Вся пылая, она тоже поднялась на ноги, но вопрос, который должен был выразить страстный призыв, прозвучал как сетования недовольной жены:
– Может, они подождут?
– Ты что, сбрендила? – Ральф попятился, глаза его округлились от праведного гнева. Ей придется понять. Если она ведет себя так до свадьбы, что же будет потом? – Нельзя же так! Чтоб ребята сегодня ждали? После всего, что они сделали для меня?
Ральфу никогда еще не доводилось видеть личико Грейс столь немиловидным, как в последующие несколько мгновений. Но она быстро взяла себя в руки и улыбнулась:
– Конечно, дорогой. Ты прав.
Он опять подошел к ней и нежно провел кулаком по ее подбородку – с довольной улыбкой, как муж, восстановленный в очевидных правах.
– Ну вот, дело другое, – сказал он. – Увидимся завтра на Пенсильванском вокзале, ровно в девять. Ладно, Грейси? Да, пока не ушел… – Он подмигнул и похлопал себя по животу. – У меня пиво вот-вот из ушей польется. Можно мне в тубзик?
Когда он вышел из уборной, она ждала его у входной двери, чтобы попрощаться, – стояла, скрестив руки на груди, будто замерзла. Ральф любовно взвесил в руке саквояж и подошел к Грейс.
– Ну что, детка, – проговорил он и поцеловал ее. – Значит, в девять. Не забудь.
Она устало улыбнулась и открыла перед ним дверь.
– Не волнуйся, Ральф, – сказала она. – Увидимся.
Джоди тут как тут
Сержант Рис был стройный, молчаливый парень из Теннесси, всегда подтянутый в своей полевой форме; от взводного сержанта мы ждали немного другого. Вскоре мы узнали, что он типичный представитель – едва ли не чистый образец – поколения военных, которые пришли в регулярную армию в тридцатые годы и сформировали кадровый состав крупнейших учебных центров военного времени, но поначалу он очень нас удивлял. Мы были весьма наивны и, наверное, ожидали встретить на этой должности эдакого Виктора Маклаглена[6]6
Виктор Маклаглен (1886–1959) – английский боксер и американский актер, обладатель премии «Оскар» за лучшую мужскую роль в фильме «Осведомитель» (1936). Известен ролями в вестернах Джона Форда.

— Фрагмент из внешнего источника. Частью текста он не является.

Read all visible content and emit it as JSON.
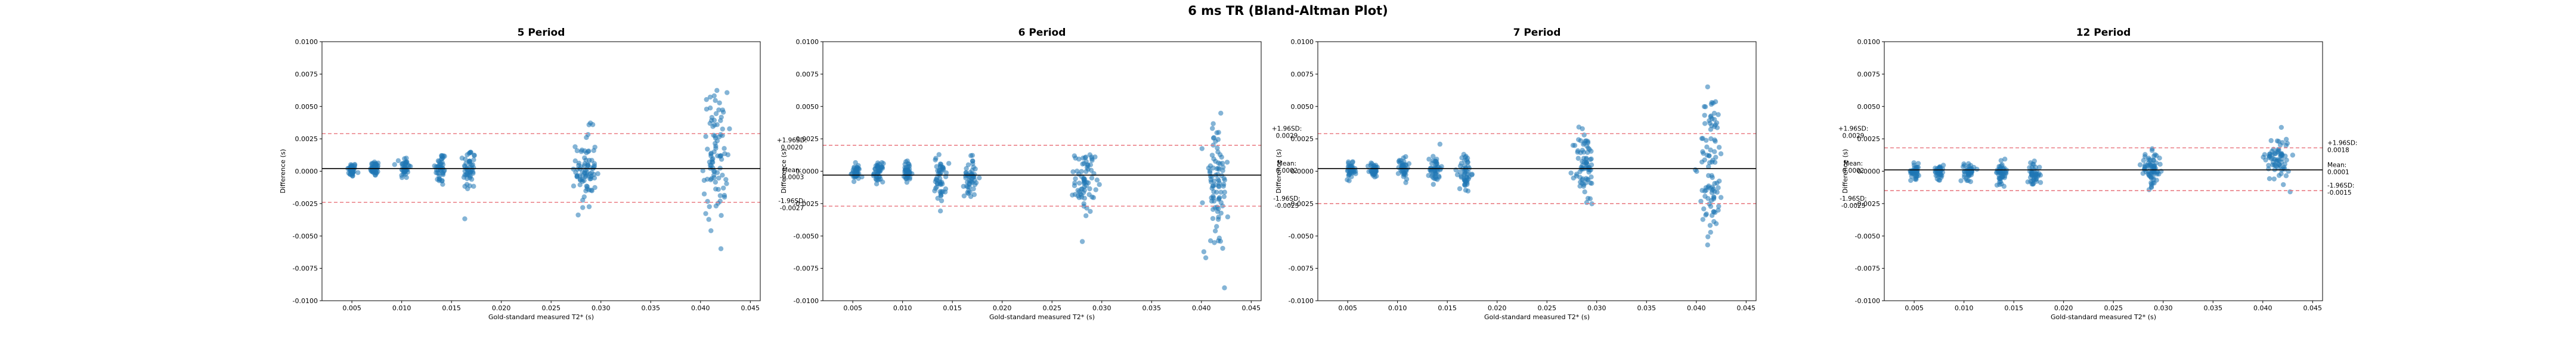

[Закрыть] – вальяжного, громогласного и сурового, но обаятельного – голливудский типаж. Рис был еще как суров, но никогда не орал на нас, и мы его не любили.

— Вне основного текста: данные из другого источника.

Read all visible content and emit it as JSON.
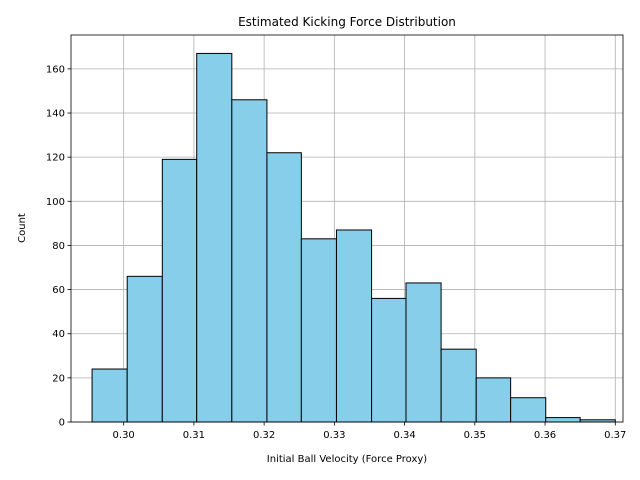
{
  "chart_data": {
    "type": "bar",
    "subtype": "histogram",
    "title": "Estimated Kicking Force Distribution",
    "xlabel": "Initial Ball Velocity (Force Proxy)",
    "ylabel": "Count",
    "bins": [
      {
        "start": 0.2955,
        "end": 0.3005,
        "count": 24
      },
      {
        "start": 0.3005,
        "end": 0.3055,
        "count": 66
      },
      {
        "start": 0.3055,
        "end": 0.3104,
        "count": 119
      },
      {
        "start": 0.3104,
        "end": 0.3154,
        "count": 167
      },
      {
        "start": 0.3154,
        "end": 0.3204,
        "count": 146
      },
      {
        "start": 0.3204,
        "end": 0.3253,
        "count": 122
      },
      {
        "start": 0.3253,
        "end": 0.3303,
        "count": 83
      },
      {
        "start": 0.3303,
        "end": 0.3353,
        "count": 87
      },
      {
        "start": 0.3353,
        "end": 0.3402,
        "count": 56
      },
      {
        "start": 0.3402,
        "end": 0.3452,
        "count": 63
      },
      {
        "start": 0.3452,
        "end": 0.3502,
        "count": 33
      },
      {
        "start": 0.3502,
        "end": 0.3551,
        "count": 20
      },
      {
        "start": 0.3551,
        "end": 0.3601,
        "count": 11
      },
      {
        "start": 0.3601,
        "end": 0.365,
        "count": 2
      },
      {
        "start": 0.365,
        "end": 0.37,
        "count": 1
      }
    ],
    "xlim": [
      0.2925,
      0.3711
    ],
    "ylim": [
      0,
      175.35
    ],
    "xticks": [
      0.3,
      0.31,
      0.32,
      0.33,
      0.34,
      0.35,
      0.36,
      0.37
    ],
    "xtick_labels": [
      "0.30",
      "0.31",
      "0.32",
      "0.33",
      "0.34",
      "0.35",
      "0.36",
      "0.37"
    ],
    "yticks": [
      0,
      20,
      40,
      60,
      80,
      100,
      120,
      140,
      160
    ],
    "ytick_labels": [
      "0",
      "20",
      "40",
      "60",
      "80",
      "100",
      "120",
      "140",
      "160"
    ],
    "grid": true,
    "bar_color": "#87CEEB",
    "edge_color": "#000000",
    "grid_color": "#b0b0b0"
  }
}
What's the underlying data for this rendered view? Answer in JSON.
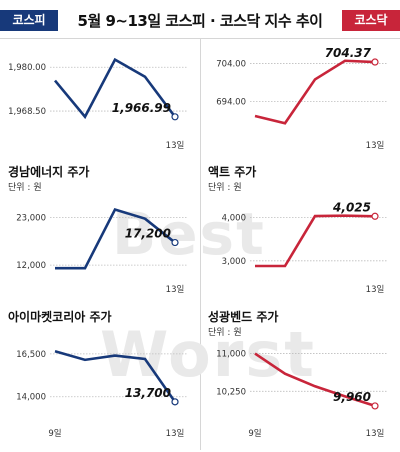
{
  "header": {
    "title": "5월 9~13일  코스피 · 코스닥 지수 추이",
    "left_tag": "코스피",
    "right_tag": "코스닥"
  },
  "watermark": {
    "best": "Best",
    "worst": "Worst"
  },
  "colors": {
    "kospi": "#17397a",
    "kosdaq": "#c8253a",
    "grid": "#bdbdbd"
  },
  "chart_data": [
    {
      "id": "kospi",
      "type": "line",
      "title": "",
      "unit": "",
      "x": [
        "9일",
        "10일",
        "11일",
        "12일",
        "13일"
      ],
      "x_tick_labels": [
        "",
        "",
        "",
        "",
        "13일"
      ],
      "y": [
        1976.5,
        1967.0,
        1982.0,
        1977.5,
        1966.99
      ],
      "y_ticks": [
        1968.5,
        1980.0
      ],
      "y_tick_labels": [
        "1,968.50",
        "1,980.00"
      ],
      "ylim": [
        1963,
        1984
      ],
      "last_label": "1,966.99",
      "color": "#17397a"
    },
    {
      "id": "kosdaq",
      "type": "line",
      "title": "",
      "unit": "",
      "x": [
        "9일",
        "10일",
        "11일",
        "12일",
        "13일"
      ],
      "x_tick_labels": [
        "",
        "",
        "",
        "",
        "13일"
      ],
      "y": [
        690.2,
        688.3,
        699.8,
        704.7,
        704.37
      ],
      "y_ticks": [
        694.0,
        704.0
      ],
      "y_tick_labels": [
        "694.00",
        "704.00"
      ],
      "ylim": [
        686,
        707
      ],
      "last_label": "704.37",
      "color": "#c8253a"
    },
    {
      "id": "kyungnam",
      "type": "line",
      "title": "경남에너지 주가",
      "unit": "단위 : 원",
      "x": [
        "9일",
        "10일",
        "11일",
        "12일",
        "13일"
      ],
      "x_tick_labels": [
        "",
        "",
        "",
        "",
        "13일"
      ],
      "y": [
        11300,
        11300,
        24800,
        22700,
        17200
      ],
      "y_ticks": [
        12000,
        23000
      ],
      "y_tick_labels": [
        "12,000",
        "23,000"
      ],
      "ylim": [
        9500,
        27000
      ],
      "last_label": "17,200",
      "color": "#17397a"
    },
    {
      "id": "act",
      "type": "line",
      "title": "액트 주가",
      "unit": "단위 : 원",
      "x": [
        "9일",
        "10일",
        "11일",
        "12일",
        "13일"
      ],
      "x_tick_labels": [
        "",
        "",
        "",
        "",
        "13일"
      ],
      "y": [
        2880,
        2880,
        4030,
        4040,
        4025
      ],
      "y_ticks": [
        3000,
        4000
      ],
      "y_tick_labels": [
        "3,000",
        "4,000"
      ],
      "ylim": [
        2650,
        4400
      ],
      "last_label": "4,025",
      "color": "#c8253a"
    },
    {
      "id": "imarket",
      "type": "line",
      "title": "아이마켓코리아 주가",
      "unit": "",
      "x": [
        "9일",
        "10일",
        "11일",
        "12일",
        "13일"
      ],
      "x_tick_labels": [
        "9일",
        "",
        "",
        "",
        "13일"
      ],
      "y": [
        16650,
        16150,
        16400,
        16200,
        13700
      ],
      "y_ticks": [
        14000,
        16500
      ],
      "y_tick_labels": [
        "14,000",
        "16,500"
      ],
      "ylim": [
        12700,
        17600
      ],
      "last_label": "13,700",
      "color": "#17397a"
    },
    {
      "id": "sungkwang",
      "type": "line",
      "title": "성광벤드 주가",
      "unit": "단위 : 원",
      "x": [
        "9일",
        "10일",
        "11일",
        "12일",
        "13일"
      ],
      "x_tick_labels": [
        "9일",
        "",
        "",
        "",
        "13일"
      ],
      "y": [
        11000,
        10600,
        10350,
        10150,
        9960
      ],
      "y_ticks": [
        10250,
        11000
      ],
      "y_tick_labels": [
        "10,250",
        "11,000"
      ],
      "ylim": [
        9700,
        11250
      ],
      "last_label": "9,960",
      "color": "#c8253a"
    }
  ]
}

В первый же день он до неузнаваемости исковеркал наши фамилии. Мы все были из Нью-Йорка, и фамилии у большинства были непростые, но в битве с ними Рис потерпел постыдное поражение. Его тонкие черты мучительно кривились, когда он зачитывал список, а усики нервно дергались с каждым слогом.
– Дэ… Дэ-э-э… Алис… – бормотал он.
– Здесь, – отозвался Даллессандро, и почти с каждой фамилией повторялась та же история.
В какой-то момент, после неравной схватки с фамилиями Шахта, Скольо и Сищовица, сержанту попался Смит.
– Ого, Смит! – проговорил он, поднимая глаза от списка; на лице его медленно расцветала неприятная улыбочка. – Как тебя угораздило затесаться к этим гориллам?
Смешно не было никому. Наконец он закончил перекличку и зажал планшет под мышкой.
– Меня зовут сержант Рис, я замкомандира вашего взвода. Это значит: я вам приказываю – вы подчиняетесь. – Он окинул нас долгим оценивающим взглядом. – Взво-о-од! – гаркнул он так, что диафрагма подпрыгнула от напряжения. – Смирр-на! – и принялся нас тиранить.
К концу первого же дня он утвердился в нашем общем сознании как «тупица и чертов южанин» – по выражению Даллессандро; таковым он оставался для нас еще долго. Справедливости ради стоит сказать, что мы, вероятно, тоже производили не лучшее впечатление. Нам всем было по восемнадцать – целый взвод бестолковых городских пацанов, совершенно не желающих напрягаться, проходя курс молодого бойца. Наверное, апатия – черта довольно необычная для мальчишек в таком возрасте и уж точно крайне неприятная, – но на дворе стоял 1944-й, война ни для кого не была новостью, и некоторый цинизм считался хорошим тоном. Если ты с готовностью кидаешься во все тяготы армейской жизни, значит ты желторотый юнец и не понимаешь всей серьезности дела. Прослыть таковым никто не рвался. В глубине души многим хотелось битвы или по крайней мере славы и наград, но внешне все мы держались как бесстыжие маленькие циники. Пытаться сделать из нас солдат – та еще была работенка, и основная тяжесть ее легла именно на Риса.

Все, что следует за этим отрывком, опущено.